細胞膜透過ペプチドの機序は全面的な解明には至っていない。塩基性のアミノ酸は正の電荷を帯びているため、負の電荷を帯びている細胞に吸着しやすい。そのため塩基性のアミノ酸を多く含む細胞膜透過ペプチドは細胞表面に効率よく付着し、その後エンドサイトーシスやピノサイトーシスなどの膜輸送の機序によって細胞内に取り込まれるというモデル、膜が反転して一過性に逆ミセルを作るというモデル、そのまま膜をすり抜けるモデルなど様々提唱されている[5]。Tatペプチド、オリゴアルギニンを含む高分子の細胞内の取り込みにはクラスリンエンドサイトーシスに加えマクロピノサイトーシスが関与することが知られている。Tatペプチド、オリゴアルギニンが正に帯電しており細胞表面のプロテオグリカン(負に帯電)と相互作用によりマクロピノサイトーシスが促進すると考えられている。活性を持ったまま細胞内で機能することが示されているため、エンドサイトーシスの機序で取り込まれてもリソソームと融合する前に細胞質に移行、すなわち膜を透過すると考えられている。人工膜を用いてモデルについて検証研究が総括されている[6]。
細胞膜を構成する脂質や糖蛋白質は細胞によって異なる。これらが細胞膜透過ペプチドの膜透過機構に影響をおよぼすと考えられる。細胞膜透過ペプチドを融合させた薬物は全身の細胞に送達されるため細胞膜透過ペプチドは単一の機構ではなく、複数の機構を用いて膜を透過すると考えられる。
1999年に細胞膜透過ペプチドであるTatを融合した酵素製剤ベータグルコセレブロシダーゼをマウスの腹腔に投与したところ活性をもったまま脳を含む全身の組織細胞内に送達された[7]。その後、核酸医薬や核酸を内包したリポソーム、機能性タンパク質、イメージング材料、小分子を融合させて生体レベルのDDSとして検証研究が行われている[8][9]。

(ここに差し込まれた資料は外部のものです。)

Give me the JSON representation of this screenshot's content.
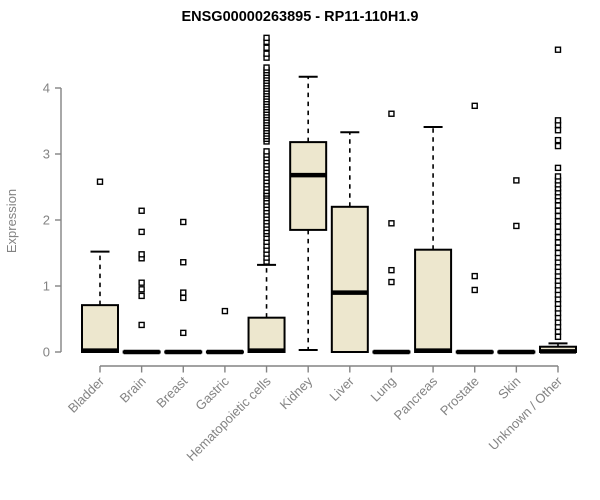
{
  "chart_data": {
    "type": "box",
    "title": "ENSG00000263895 - RP11-110H1.9",
    "ylabel": "Expression",
    "xlabel": "",
    "yticks": [
      0,
      1,
      2,
      3,
      4
    ],
    "ylim": [
      0,
      4.8
    ],
    "grid": false,
    "legend": "none",
    "box_fill_color": "#EDE7CE",
    "box_line_color": "#000000",
    "axis_color": "#838383",
    "categories": [
      "Bladder",
      "Brain",
      "Breast",
      "Gastric",
      "Hematopoietic cells",
      "Kidney",
      "Liver",
      "Lung",
      "Pancreas",
      "Prostate",
      "Skin",
      "Unknown / Other"
    ],
    "series": [
      {
        "category": "Bladder",
        "whisker_low": 0,
        "q1": 0,
        "median": 0.02,
        "q3": 0.71,
        "whisker_high": 1.52,
        "outliers": [
          2.58
        ]
      },
      {
        "category": "Brain",
        "whisker_low": 0,
        "q1": 0,
        "median": 0,
        "q3": 0,
        "whisker_high": 0,
        "outliers": [
          0.41,
          0.85,
          0.95,
          1.05,
          1.42,
          1.48,
          1.82,
          2.14
        ]
      },
      {
        "category": "Breast",
        "whisker_low": 0,
        "q1": 0,
        "median": 0,
        "q3": 0,
        "whisker_high": 0,
        "outliers": [
          0.29,
          0.82,
          0.9,
          1.36,
          1.97
        ]
      },
      {
        "category": "Gastric",
        "whisker_low": 0,
        "q1": 0,
        "median": 0,
        "q3": 0,
        "whisker_high": 0,
        "outliers": [
          0.62
        ]
      },
      {
        "category": "Hematopoietic cells",
        "whisker_low": 0,
        "q1": 0,
        "median": 0.02,
        "q3": 0.52,
        "whisker_high": 1.32,
        "outliers": [
          1.37,
          1.43,
          1.49,
          1.55,
          1.61,
          1.67,
          1.73,
          1.79,
          1.83,
          1.88,
          1.93,
          1.98,
          2.03,
          2.08,
          2.13,
          2.18,
          2.23,
          2.28,
          2.33,
          2.37,
          2.4,
          2.44,
          2.49,
          2.54,
          2.59,
          2.64,
          2.69,
          2.74,
          2.79,
          2.84,
          2.89,
          2.94,
          2.99,
          3.04,
          3.19,
          3.23,
          3.27,
          3.31,
          3.35,
          3.39,
          3.43,
          3.47,
          3.51,
          3.55,
          3.59,
          3.63,
          3.67,
          3.71,
          3.75,
          3.79,
          3.83,
          3.87,
          3.91,
          3.95,
          3.99,
          4.03,
          4.07,
          4.11,
          4.15,
          4.19,
          4.23,
          4.27,
          4.31,
          4.46,
          4.52,
          4.61,
          4.7,
          4.76
        ]
      },
      {
        "category": "Kidney",
        "whisker_low": 0.03,
        "q1": 1.85,
        "median": 2.68,
        "q3": 3.18,
        "whisker_high": 4.17,
        "outliers": []
      },
      {
        "category": "Liver",
        "whisker_low": 0,
        "q1": 0,
        "median": 0.9,
        "q3": 2.2,
        "whisker_high": 3.33,
        "outliers": []
      },
      {
        "category": "Lung",
        "whisker_low": 0,
        "q1": 0,
        "median": 0,
        "q3": 0,
        "whisker_high": 0,
        "outliers": [
          1.06,
          1.24,
          1.95,
          3.61
        ]
      },
      {
        "category": "Pancreas",
        "whisker_low": 0,
        "q1": 0,
        "median": 0.02,
        "q3": 1.55,
        "whisker_high": 3.41,
        "outliers": []
      },
      {
        "category": "Prostate",
        "whisker_low": 0,
        "q1": 0,
        "median": 0,
        "q3": 0,
        "whisker_high": 0,
        "outliers": [
          0.94,
          1.15,
          3.73
        ]
      },
      {
        "category": "Skin",
        "whisker_low": 0,
        "q1": 0,
        "median": 0,
        "q3": 0,
        "whisker_high": 0,
        "outliers": [
          1.91,
          2.6
        ]
      },
      {
        "category": "Unknown / Other",
        "whisker_low": 0,
        "q1": 0,
        "median": 0.01,
        "q3": 0.08,
        "whisker_high": 0.13,
        "outliers": [
          0.23,
          0.31,
          0.38,
          0.45,
          0.52,
          0.59,
          0.66,
          0.73,
          0.8,
          0.87,
          0.94,
          1.01,
          1.08,
          1.15,
          1.22,
          1.29,
          1.36,
          1.43,
          1.5,
          1.58,
          1.66,
          1.74,
          1.82,
          1.9,
          1.98,
          2.06,
          2.14,
          2.22,
          2.3,
          2.36,
          2.42,
          2.48,
          2.54,
          2.6,
          2.66,
          2.79,
          3.12,
          3.21,
          3.36,
          3.44,
          3.51,
          4.58
        ]
      }
    ]
  }
}
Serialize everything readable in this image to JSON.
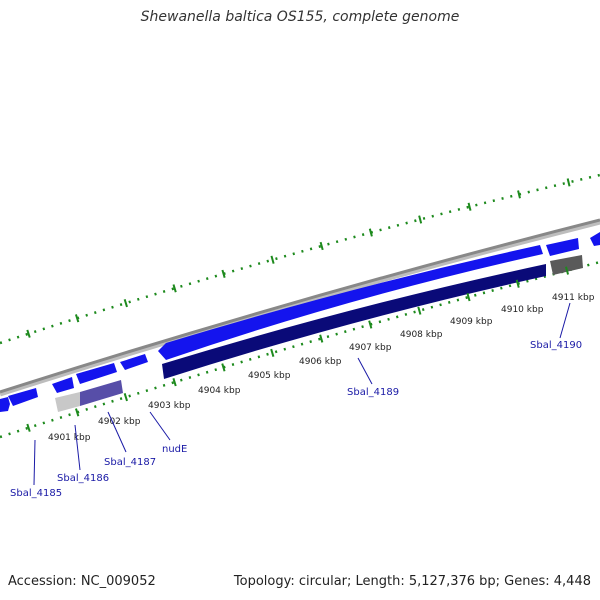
{
  "title": "Shewanella baltica OS155, complete genome",
  "footer": {
    "accession": "Accession: NC_009052",
    "summary": "Topology: circular; Length: 5,127,376 bp; Genes: 4,448"
  },
  "colors": {
    "gene_forward": "#1414ee",
    "gene_reverse": "#0a0a78",
    "backbone": "#8c8c8c",
    "dots": "#1d8a1d",
    "label": "#1a1aa6"
  },
  "ticks": [
    {
      "label": "4901 kbp"
    },
    {
      "label": "4902 kbp"
    },
    {
      "label": "4903 kbp"
    },
    {
      "label": "4904 kbp"
    },
    {
      "label": "4905 kbp"
    },
    {
      "label": "4906 kbp"
    },
    {
      "label": "4907 kbp"
    },
    {
      "label": "4908 kbp"
    },
    {
      "label": "4909 kbp"
    },
    {
      "label": "4910 kbp"
    },
    {
      "label": "4911 kbp"
    }
  ],
  "gene_labels": [
    {
      "name": "Sbal_4185"
    },
    {
      "name": "Sbal_4186"
    },
    {
      "name": "Sbal_4187"
    },
    {
      "name": "nudE"
    },
    {
      "name": "Sbal_4189"
    },
    {
      "name": "Sbal_4190"
    }
  ]
}
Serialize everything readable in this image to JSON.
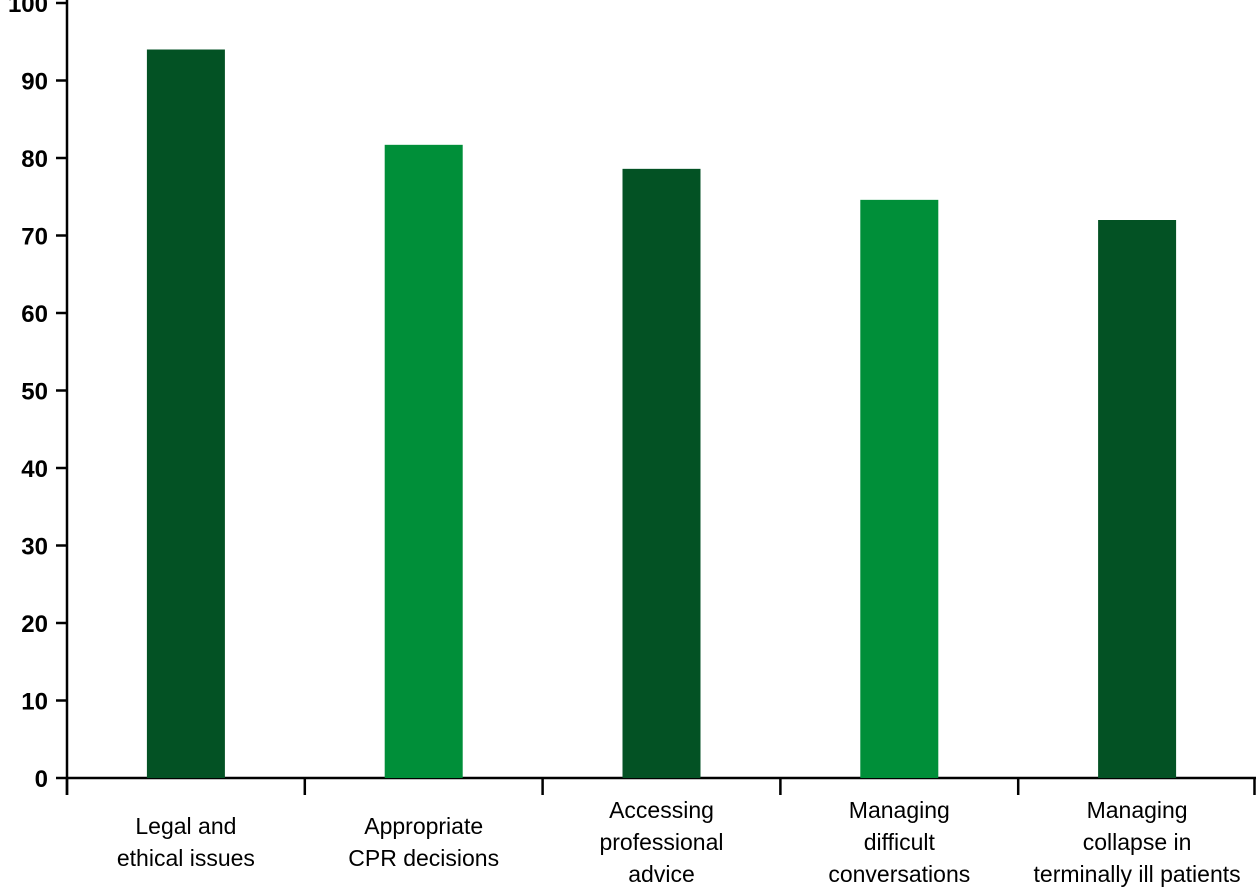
{
  "chart_data": {
    "type": "bar",
    "title": "",
    "xlabel": "",
    "ylabel": "",
    "ylim": [
      0,
      100
    ],
    "y_ticks": [
      0,
      10,
      20,
      30,
      40,
      50,
      60,
      70,
      80,
      90,
      100
    ],
    "grid": false,
    "legend": "none",
    "categories": [
      [
        "Legal and",
        "ethical issues"
      ],
      [
        "Appropriate",
        "CPR decisions"
      ],
      [
        "Accessing",
        "professional",
        "advice"
      ],
      [
        "Managing",
        "difficult",
        "conversations"
      ],
      [
        "Managing",
        "collapse in",
        "terminally ill patients"
      ]
    ],
    "values": [
      94,
      81.7,
      78.6,
      74.6,
      72
    ],
    "bar_colors": [
      "#035224",
      "#008f39",
      "#035224",
      "#008f39",
      "#035224"
    ]
  }
}
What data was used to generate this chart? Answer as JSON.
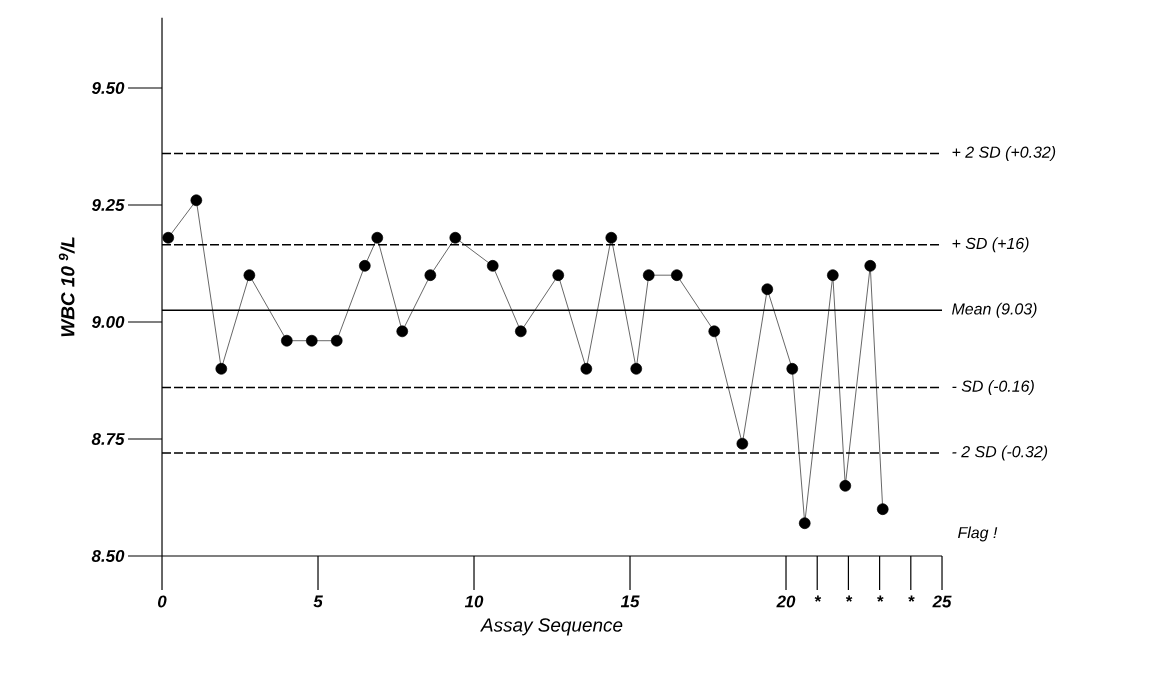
{
  "chart_data": {
    "type": "line",
    "xlabel": "Assay Sequence",
    "ylabel": "WBC 10 $^{9}$/L",
    "x": [
      0.2,
      1.1,
      1.9,
      2.8,
      4.0,
      4.8,
      5.6,
      6.5,
      6.9,
      7.7,
      8.6,
      9.4,
      10.6,
      11.5,
      12.7,
      13.6,
      14.4,
      15.2,
      15.6,
      16.5,
      17.7,
      18.6,
      19.4,
      20.2,
      20.6,
      21.5,
      21.9,
      22.7,
      23.1
    ],
    "values": [
      9.18,
      9.26,
      8.9,
      9.1,
      8.96,
      8.96,
      8.96,
      9.12,
      9.18,
      8.98,
      9.1,
      9.18,
      9.12,
      8.98,
      9.1,
      8.9,
      9.18,
      8.9,
      9.1,
      9.1,
      8.98,
      8.74,
      9.07,
      8.9,
      8.57,
      9.1,
      8.65,
      9.12,
      8.6
    ],
    "color": "#000000",
    "marker": "circle",
    "line_style": "solid",
    "xlim": [
      0,
      25
    ],
    "ylim": [
      8.5,
      9.65
    ],
    "xticks": [
      0,
      5,
      10,
      15,
      20,
      {
        "value": 21,
        "label": "*"
      },
      {
        "value": 22,
        "label": "*"
      },
      {
        "value": 23,
        "label": "*"
      },
      {
        "value": 24,
        "label": "*"
      },
      25
    ],
    "yticks": [
      {
        "value": 8.5,
        "label": "8.50"
      },
      {
        "value": 8.75,
        "label": "8.75"
      },
      {
        "value": 9.0,
        "label": "9.00"
      },
      {
        "value": 9.25,
        "label": "9.25"
      },
      {
        "value": 9.5,
        "label": "9.50"
      }
    ],
    "ref_lines": [
      {
        "axis": "y",
        "value": 9.36,
        "label": "+ 2 SD (+0.32)",
        "line_style": "dashed"
      },
      {
        "axis": "y",
        "value": 9.165,
        "label": "+ SD (+16)",
        "line_style": "dashed"
      },
      {
        "axis": "y",
        "value": 9.025,
        "label": "Mean (9.03)",
        "line_style": "solid"
      },
      {
        "axis": "y",
        "value": 8.86,
        "label": "- SD (-0.16)",
        "line_style": "dashed"
      },
      {
        "axis": "y",
        "value": 8.72,
        "label": "- 2 SD (-0.32)",
        "line_style": "dashed"
      }
    ],
    "annotations": [
      "Flag !"
    ]
  }
}
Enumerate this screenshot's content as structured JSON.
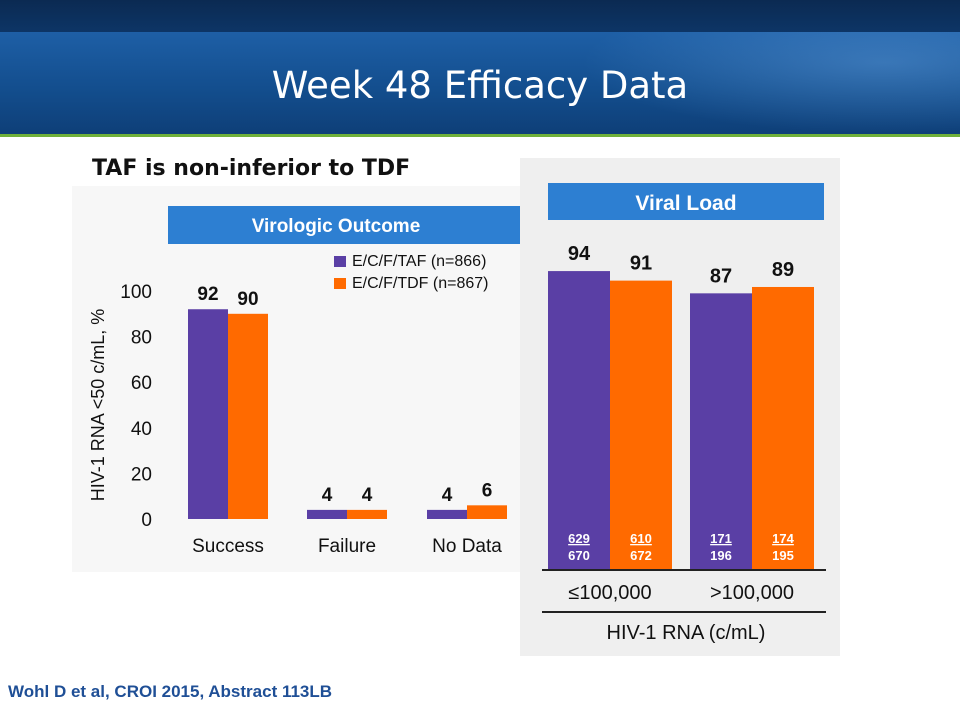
{
  "slide": {
    "title": "Week 48 Efficacy Data",
    "subtitle": "TAF is non-inferior to TDF",
    "citation": "Wohl D et al, CROI 2015, Abstract 113LB"
  },
  "colors": {
    "taf": "#5a3fa5",
    "tdf": "#ff6a00",
    "panel_header": "#2d7fd2",
    "citation": "#1f4f96"
  },
  "chart_data": [
    {
      "type": "bar",
      "title": "Virologic Outcome",
      "ylabel": "HIV-1 RNA <50 c/mL, %",
      "xlabel": "",
      "ylim": [
        0,
        100
      ],
      "yticks": [
        0,
        20,
        40,
        60,
        80,
        100
      ],
      "categories": [
        "Success",
        "Failure",
        "No Data"
      ],
      "series": [
        {
          "name": "E/C/F/TAF (n=866)",
          "values": [
            92,
            4,
            4
          ]
        },
        {
          "name": "E/C/F/TDF (n=867)",
          "values": [
            90,
            4,
            6
          ]
        }
      ],
      "legend": "top-right",
      "grid": false
    },
    {
      "type": "bar",
      "title": "Viral Load",
      "xlabel": "HIV-1 RNA (c/mL)",
      "ylabel": "",
      "ylim": [
        0,
        100
      ],
      "categories": [
        "≤100,000",
        ">100,000"
      ],
      "series": [
        {
          "values": [
            94,
            87
          ],
          "counts": [
            [
              "629",
              "670"
            ],
            [
              "171",
              "196"
            ]
          ]
        },
        {
          "values": [
            91,
            89
          ],
          "counts": [
            [
              "610",
              "672"
            ],
            [
              "174",
              "195"
            ]
          ]
        }
      ],
      "grid": false
    }
  ]
}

細胞膜透過ペプチドをアンチセンス核酸にコンジェゲートする方法も知られている。アルギニンを多く含む細胞膜透過ペプチドを用いると大脳および小脳へアンチセンス核酸を送達することができる[10]。しかしアルギニンを多く含む膜透過ペプチドを用いた方法は血液脳関門への選択性が乏しく様々な臓器への核酸医薬の移行性を高める。副作用としては行動異常、体重減少、腎障害といった副作用が報告されている[11]。
がん細胞は正常の細胞よりも膜透過性が高いため、がん細胞の方が膜透過をしやすい[12]。マウスの腫瘍細胞モデルでの標的イメージングや治療においては有用性が示されている。